符号执行(3) - 与库函数和操作系统交互
符号执行有两个主要的问题:一个就是爆炸的状态中进行搜索,也就是上节我们讨论过的时间和策略的问题;另一个就是模拟环境的问题。
一个应用程序总是要调用库函数和操作系统调用的,如果不对这两部分进行建模,那么对于实际的应用程序的限制就太大了。
Klee工具的优势就是不仅在研究上有建树,而且在工程落地上下了很多工夫,比如提供了posix runtime的支持,这样对操作系统的调用就可以被识别出来。
编译支持c库函数的klee
针对c库函数,klee基于uclibc库进行建模,对c语言库提供了良好的支持。
为了支持klee-uclibc,我们需要下载和编译它的代码:
git clone https://github.com/klee/klee-uclibc.git
cd klee-uclibc
./configure --make-llvm-lib
make
系统会通过wget去下载uclibc的包,所以如果是没有wget工具的需要先安装下。然后会编译成llvm的库。
安装好uclibc的代码之后,我们就可以编译带uclibc库的klee了,通过KLEE_UCLIBC_PATH参数来指定:
cmake \
-DENABLE_SOLVER_STP=ON \
-DENABLE_POSIX_RUNTIME=ON \
-DENABLE_KLEE_UCLIBC=ON \
-DKLEE_UCLIBC_PATH=/workspace/xulun/github/ai/klee-uclibc/ \
..
系统越来越复杂了,稳妥起见,我们加上单元测试和集成测试来保证我们自己的质量。别测别人的代码,结果自己出问题了就不好玩了。
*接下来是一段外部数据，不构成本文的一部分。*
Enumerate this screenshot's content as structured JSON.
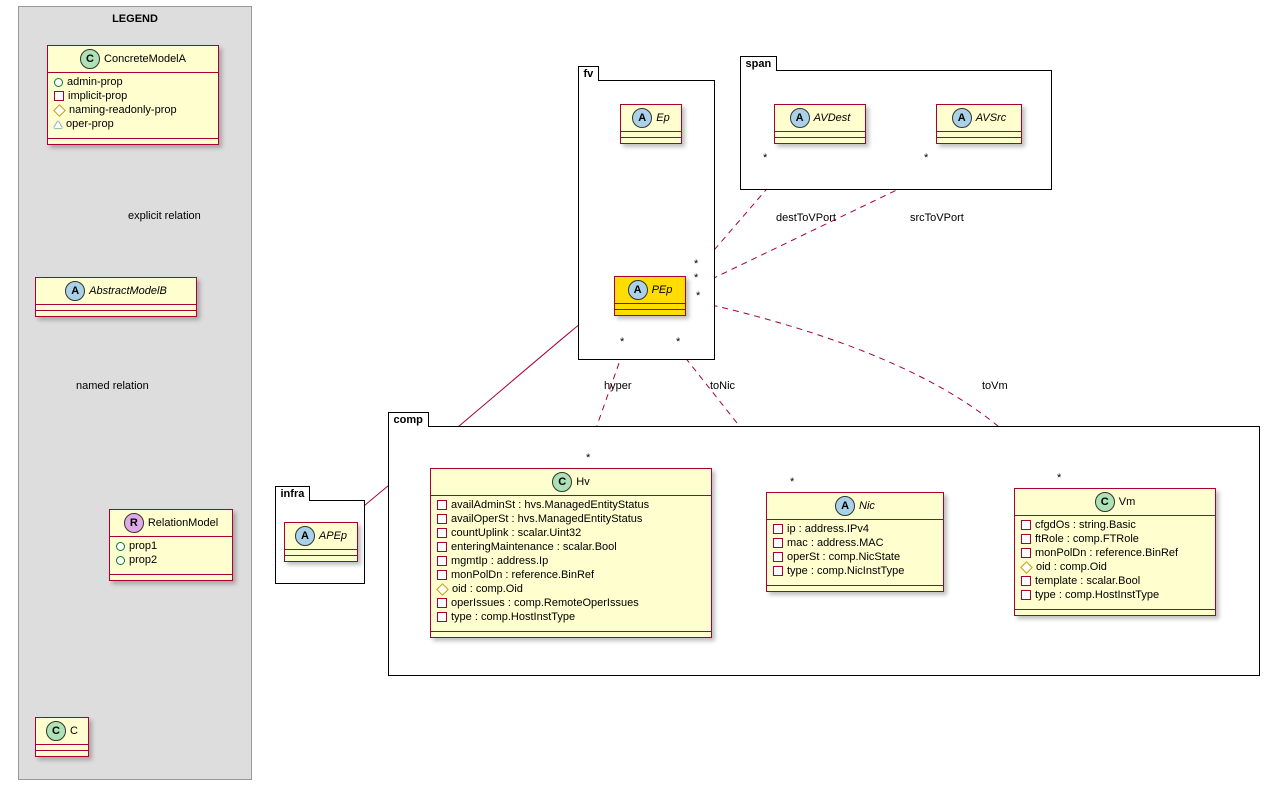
{
  "legend": {
    "title": "LEGEND",
    "concrete": {
      "name": "ConcreteModelA",
      "props": [
        "admin-prop",
        "implicit-prop",
        "naming-readonly-prop",
        "oper-prop"
      ]
    },
    "abstract": {
      "name": "AbstractModelB"
    },
    "relation": {
      "name": "RelationModel",
      "props": [
        "prop1",
        "prop2"
      ]
    },
    "small": {
      "name": "C"
    },
    "label_explicit": "explicit relation",
    "label_named": "named relation"
  },
  "pkg": {
    "fv": "fv",
    "span": "span",
    "infra": "infra",
    "comp": "comp"
  },
  "fv": {
    "ep": "Ep",
    "pep": "PEp"
  },
  "span": {
    "avdest": "AVDest",
    "avsrc": "AVSrc"
  },
  "infra": {
    "apep": "APEp"
  },
  "comp": {
    "hv": {
      "name": "Hv",
      "props": [
        "availAdminSt : hvs.ManagedEntityStatus",
        "availOperSt : hvs.ManagedEntityStatus",
        "countUplink : scalar.Uint32",
        "enteringMaintenance : scalar.Bool",
        "mgmtIp : address.Ip",
        "monPolDn : reference.BinRef",
        "oid : comp.Oid",
        "operIssues : comp.RemoteOperIssues",
        "type : comp.HostInstType"
      ],
      "markers": [
        "sq",
        "sq",
        "sq",
        "sq",
        "sq",
        "sq",
        "dia",
        "sq",
        "sq"
      ]
    },
    "nic": {
      "name": "Nic",
      "props": [
        "ip : address.IPv4",
        "mac : address.MAC",
        "operSt : comp.NicState",
        "type : comp.NicInstType"
      ]
    },
    "vm": {
      "name": "Vm",
      "props": [
        "cfgdOs : string.Basic",
        "ftRole : comp.FTRole",
        "monPolDn : reference.BinRef",
        "oid : comp.Oid",
        "template : scalar.Bool",
        "type : comp.HostInstType"
      ],
      "markers": [
        "sq",
        "sq",
        "sq",
        "dia",
        "sq",
        "sq"
      ]
    }
  },
  "rel": {
    "destToVPort": "destToVPort",
    "srcToVPort": "srcToVPort",
    "hyper": "hyper",
    "toNic": "toNic",
    "toVm": "toVm"
  },
  "star": "*"
}
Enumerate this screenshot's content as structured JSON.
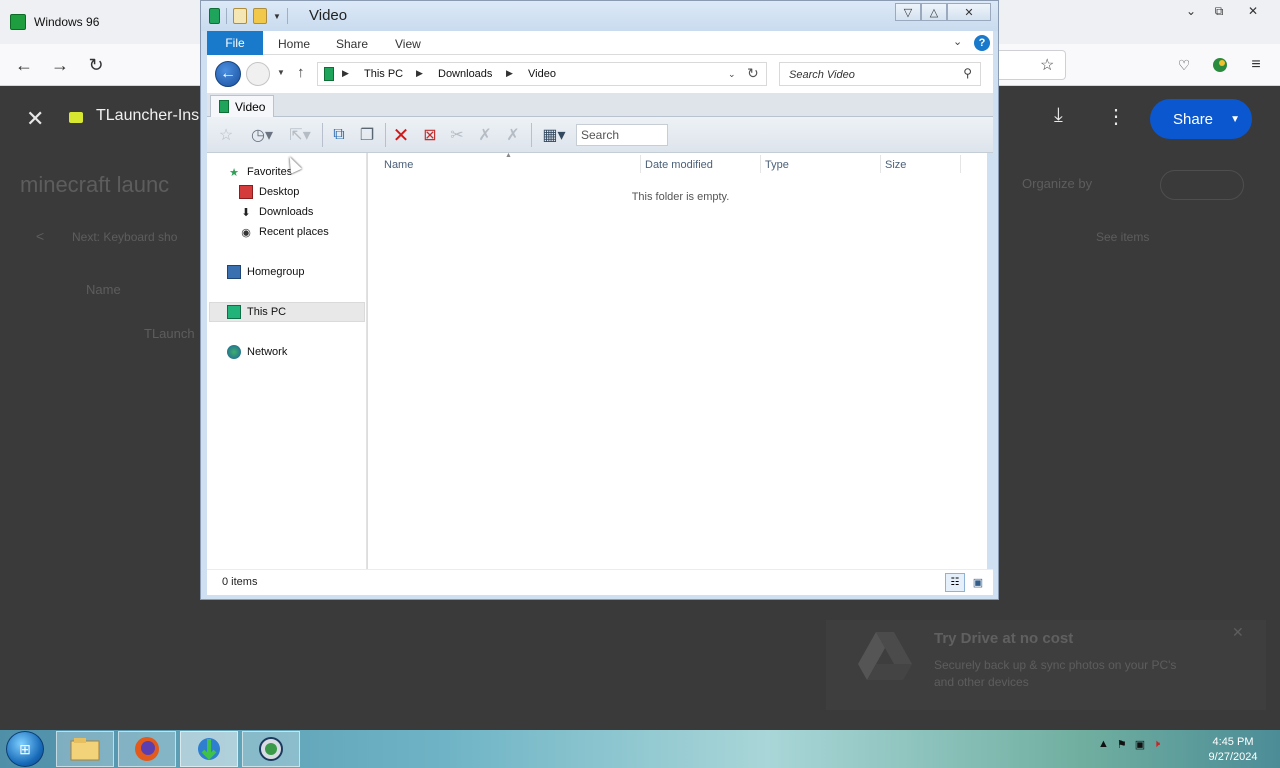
{
  "browser": {
    "tab_title": "Windows 96",
    "window_controls": {
      "minimize": "⌄",
      "restore": "⧉",
      "close": "✕"
    }
  },
  "drive_preview": {
    "file_title": "TLauncher-Ins",
    "share_label": "Share",
    "folder_heading": "minecraft launc",
    "layout_label": "Organize by",
    "breadcrumb_hint": "Next: Keyboard sho",
    "see_info": "See items",
    "col_name": "Name",
    "row_name": "TLaunch",
    "promo_title": "Try Drive at no cost",
    "promo_body_1": "Securely back up & sync photos on your PC's",
    "promo_body_2": "and other devices"
  },
  "explorer": {
    "title": "Video",
    "ribbon_tabs": {
      "file": "File",
      "home": "Home",
      "share": "Share",
      "view": "View"
    },
    "breadcrumbs": [
      "This PC",
      "Downloads",
      "Video"
    ],
    "search_placeholder": "Search Video",
    "folder_tab": "Video",
    "toolbar_search_placeholder": "Search",
    "nav": {
      "favorites": "Favorites",
      "desktop": "Desktop",
      "downloads": "Downloads",
      "recent_places": "Recent places",
      "homegroup": "Homegroup",
      "this_pc": "This PC",
      "network": "Network"
    },
    "columns": {
      "name": "Name",
      "date_modified": "Date modified",
      "type": "Type",
      "size": "Size"
    },
    "empty_message": "This folder is empty.",
    "status": {
      "item_count": "0 items"
    }
  },
  "taskbar": {
    "time": "4:45 PM",
    "date": "9/27/2024"
  },
  "colors": {
    "ribbon_file_tab": "#1979ca",
    "drive_share_button": "#0b57d0",
    "taskbar_gradient_mid": "#a9d6d8"
  },
  "icons": [
    "windows96-favicon",
    "back-arrow-icon",
    "forward-arrow-icon",
    "reload-icon",
    "pocket-icon",
    "extension-icon",
    "menu-icon",
    "close-icon",
    "download-icon",
    "more-vert-icon",
    "folder-icon",
    "ribbon-expand-icon",
    "help-icon",
    "up-arrow-icon",
    "refresh-icon",
    "search-icon",
    "star-icon",
    "clock-icon",
    "delete-icon",
    "view-layout-icon",
    "start-orb-icon",
    "explorer-icon",
    "firefox-icon",
    "ie-icon",
    "network-globe-icon",
    "flag-icon",
    "volume-icon"
  ]
}
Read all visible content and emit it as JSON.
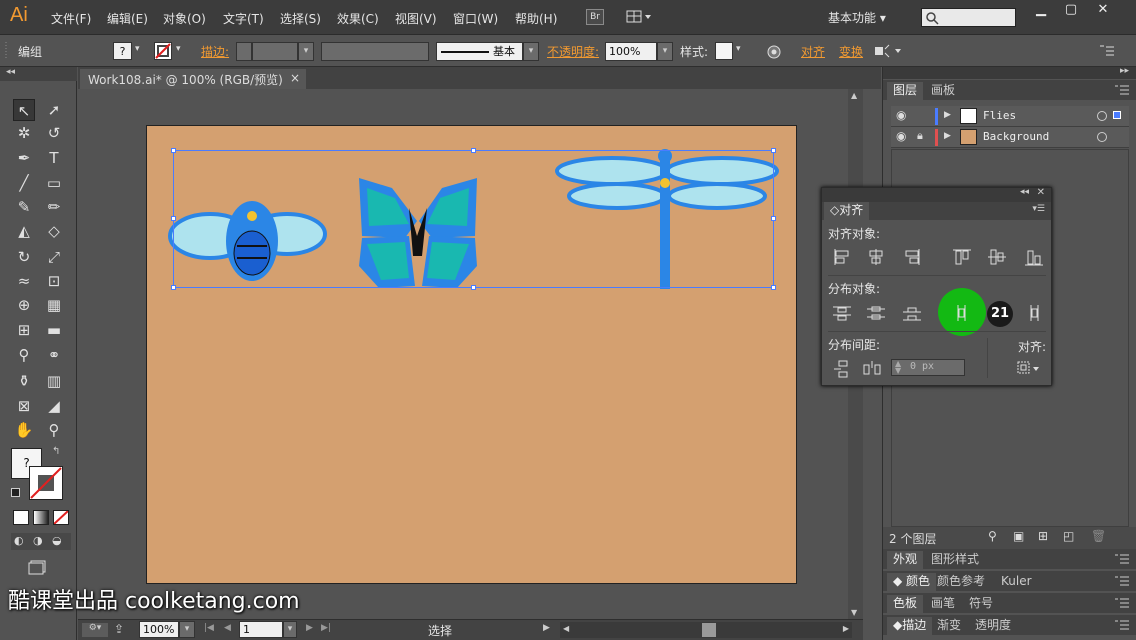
{
  "app": {
    "logo": "Ai"
  },
  "menu": [
    "文件(F)",
    "编辑(E)",
    "对象(O)",
    "文字(T)",
    "选择(S)",
    "效果(C)",
    "视图(V)",
    "窗口(W)",
    "帮助(H)"
  ],
  "bridge_label": "Br",
  "workspace": "基本功能",
  "control": {
    "selection_label": "编组",
    "stroke_label": "描边:",
    "style_preset": "基本",
    "opacity_label": "不透明度:",
    "opacity_value": "100%",
    "style_label": "样式:",
    "align_link": "对齐",
    "transform_link": "变换",
    "fill_icon": "?"
  },
  "document": {
    "tab_title": "Work108.ai* @ 100% (RGB/预览)",
    "close": "×"
  },
  "layers": {
    "tabs": [
      "图层",
      "画板"
    ],
    "items": [
      {
        "name": "Flies",
        "color": "#4a7cff"
      },
      {
        "name": "Background",
        "color": "#e05050"
      }
    ],
    "count": "2 个图层"
  },
  "align_panel": {
    "title": "对齐",
    "align_objects": "对齐对象:",
    "distribute_objects": "分布对象:",
    "distribute_spacing": "分布间距:",
    "align_to": "对齐:",
    "spacing_value": "0 px",
    "step_badge": "21"
  },
  "lower_panels": [
    {
      "tabs": [
        "外观",
        "图形样式"
      ]
    },
    {
      "tabs": [
        "颜色",
        "颜色参考",
        "Kuler"
      ]
    },
    {
      "tabs": [
        "色板",
        "画笔",
        "符号"
      ]
    },
    {
      "tabs": [
        "描边",
        "渐变",
        "透明度"
      ]
    }
  ],
  "status": {
    "zoom": "100%",
    "page": "1",
    "tool": "选择"
  },
  "watermark": "酷课堂出品 coolketang.com",
  "colors": {
    "accent": "#f29a31",
    "artboard": "#d4a070",
    "selection": "#4a7cff",
    "highlight": "#13b913"
  }
}
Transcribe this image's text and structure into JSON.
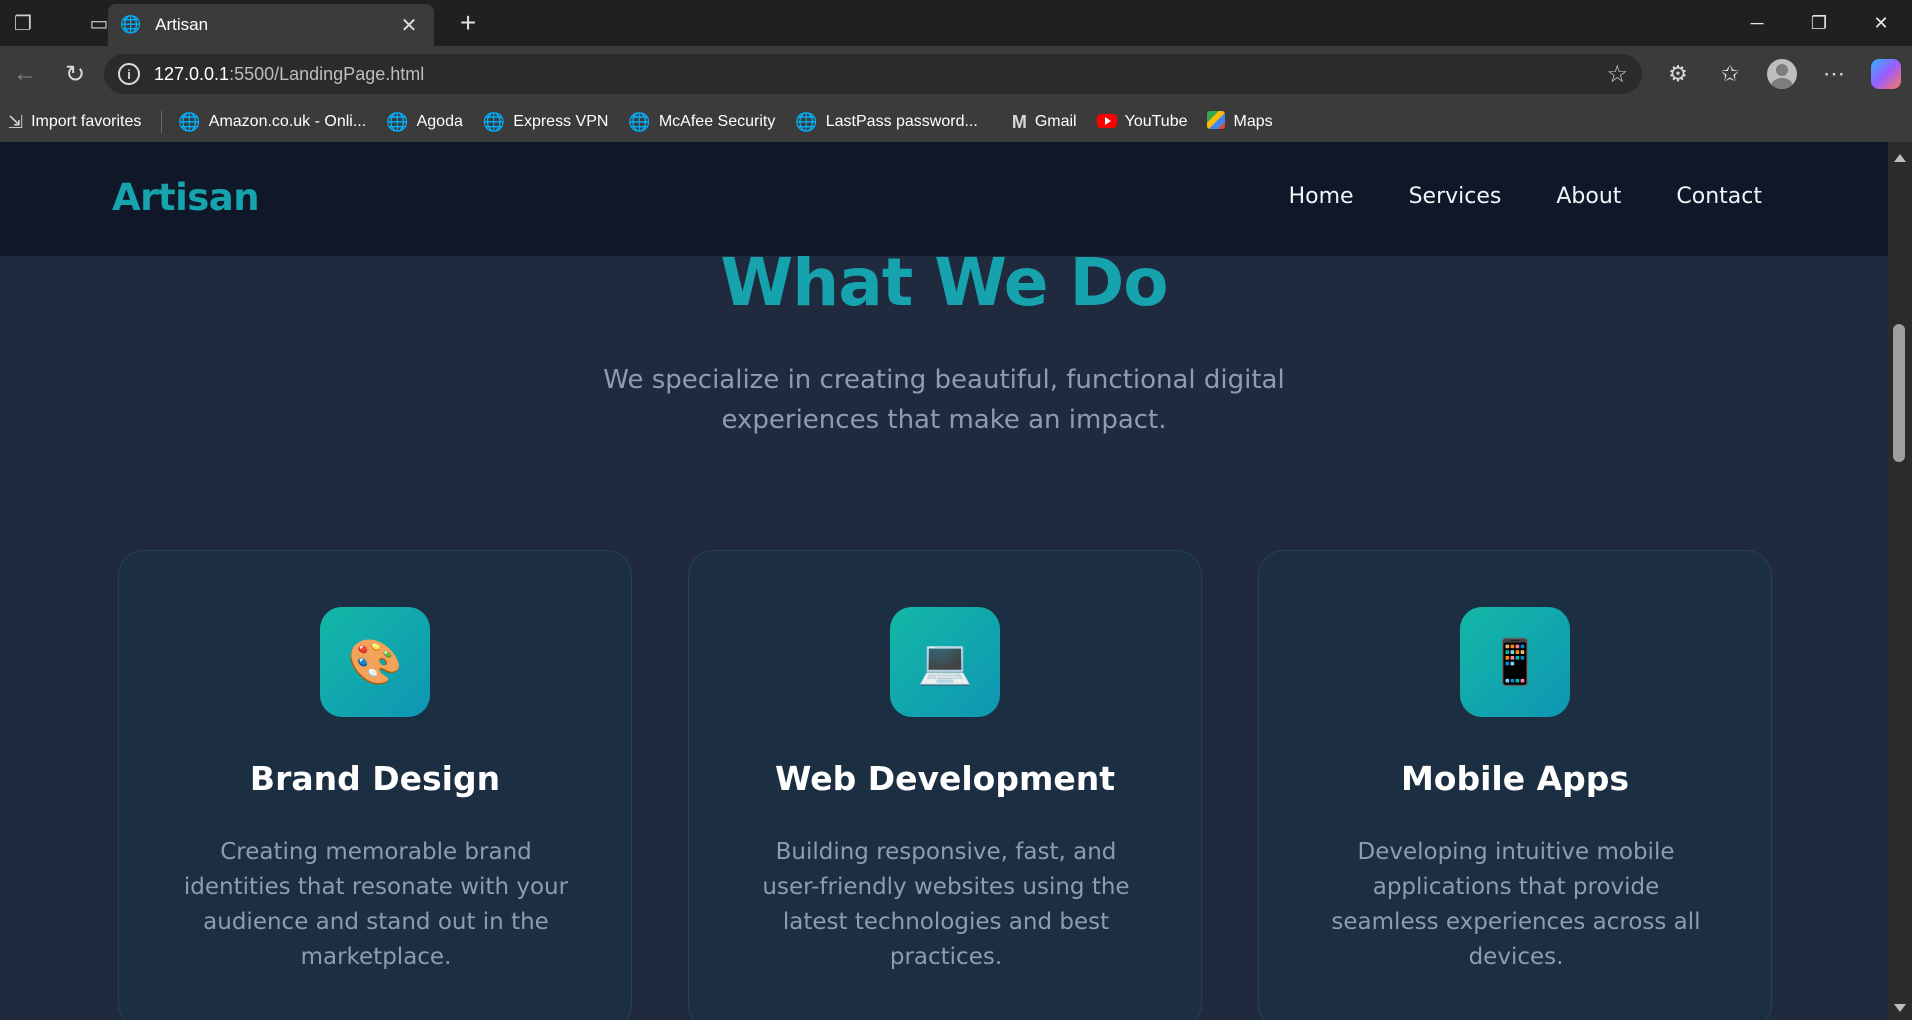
{
  "browser": {
    "tab_title": "Artisan",
    "url_host": "127.0.0.1",
    "url_rest": ":5500/LandingPage.html",
    "bookmarks": [
      {
        "label": "Import favorites"
      },
      {
        "label": "Amazon.co.uk - Onli..."
      },
      {
        "label": "Agoda"
      },
      {
        "label": "Express VPN"
      },
      {
        "label": "McAfee Security"
      },
      {
        "label": "LastPass password..."
      },
      {
        "label": "Gmail"
      },
      {
        "label": "YouTube"
      },
      {
        "label": "Maps"
      }
    ]
  },
  "site": {
    "logo": "Artisan",
    "nav": [
      "Home",
      "Services",
      "About",
      "Contact"
    ],
    "section_title": "What We Do",
    "section_subtitle": "We specialize in creating beautiful, functional digital experiences that make an impact.",
    "services": [
      {
        "icon": "🎨",
        "icon_name": "palette-icon",
        "title": "Brand Design",
        "description": "Creating memorable brand identities that resonate with your audience and stand out in the marketplace."
      },
      {
        "icon": "💻",
        "icon_name": "laptop-icon",
        "title": "Web Development",
        "description": "Building responsive, fast, and user-friendly websites using the latest technologies and best practices."
      },
      {
        "icon": "📱",
        "icon_name": "mobile-phone-icon",
        "title": "Mobile Apps",
        "description": "Developing intuitive mobile applications that provide seamless experiences across all devices."
      }
    ]
  },
  "colors": {
    "accent": "#17a3ae",
    "nav_bg": "#0f1729",
    "page_bg": "#1f2a3e",
    "card_bg": "#1c2e42",
    "icon_gradient_start": "#14b8a6",
    "icon_gradient_end": "#0e96b4"
  }
}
我们用googletest作为测试框架,先下载解压:
wget -c https://github.com/google/googletest/archive/release-1.7.0.zip
unzip release-1.7.0.zip
然后我们加上ENABLE_UNIT_TESTS=ON和GTEST_SRC_DIR=
cmake \
-DENABLE_SOLVER_STP=ON \
-DENABLE_POSIX_RUNTIME=ON \
-DENABLE_KLEE_UCLIBC=ON \
-DKLEE_UCLIBC_PATH=/workspace/xulun/github/ai/klee-uclibc/ \
-DENABLE_UNIT_TESTS=ON \
-DGTEST_SRC_DIR=/workspace/xulun/github/ai/googletest-release-1.7.0/ \
..
现在就可以执行编译了:
make
编译好了之后,我们运行下测试吧。
- 单元测试:make unittests
- 系统测试:make systemtests
单元测试运行结果是这样的:
make unittests
[ 2%] Built target gtest
[ 10%] Built target kleeSupport
[ 12%] Built target gtest_main
[ 13%] Built target RNGTest
[ 15%] Built target kleeBasic
[ 31%] Built target kleaverExpr
[ 52%] Built target kleaverSolver
[ 53%] Built target AssignmentTest
[ 56%] Built target ExprTest
[ 58%] Built target RefTest
[ 60%] Built target Z3SolverTest
[ 62%] Built target SolverTest
[ 74%] Built target kleeModule
[ 91%] Built target kleeCore
[ 92%] Built target SearcherTest
[ 93%] Built target TreeStreamTest
[ 96%] Built target DiscretePDFTest
[ 98%] Built target TimeTest
Scanning dependencies of target unittests
[100%] Running unittests
Testing Time: 1.70s
Expected Passes : 36
[100%] Built target unittests
从libc到posix的模拟
下面我们以读文件为例,看看有libc和posix与没有他们的差别,和对生成测试用例的差别。
没有libc的情况
代码如下:
#include <stdio.h>
#include "klee/klee.h"
int fileo(int n){
if(n<=0){
return -1;
}
FILE* fp = fopen("data.dat","r+");
if(fp!=NULL){
if(n>10){
return -2;
}
char data[10];
int nCount = fread(data,1,n,fp);
fclose(fp);
return nCount;
}else{
return -3;
}
}
int main(){
int a;
klee_make_symbolic(&a,sizeof(a),"a");
return(fileo(a));
}
data.dat文件中存了10个字符,n是从1到10的字符数。如果n<=0没意义,返回-1,如果文件可以打开,但是n>10,返回-2,如果打开文件失败返回-3。如果在1到10之间,则返回读取的字节数。
我们还是先编译成llvm指令:
clang -emit-llvm -c file.c
我们还是跟之前一样,直接无参数用klee去生成测试用例:
klee file.bc
KLEE: output directory is "/workspace/xulun/github/libs/klee-out-37"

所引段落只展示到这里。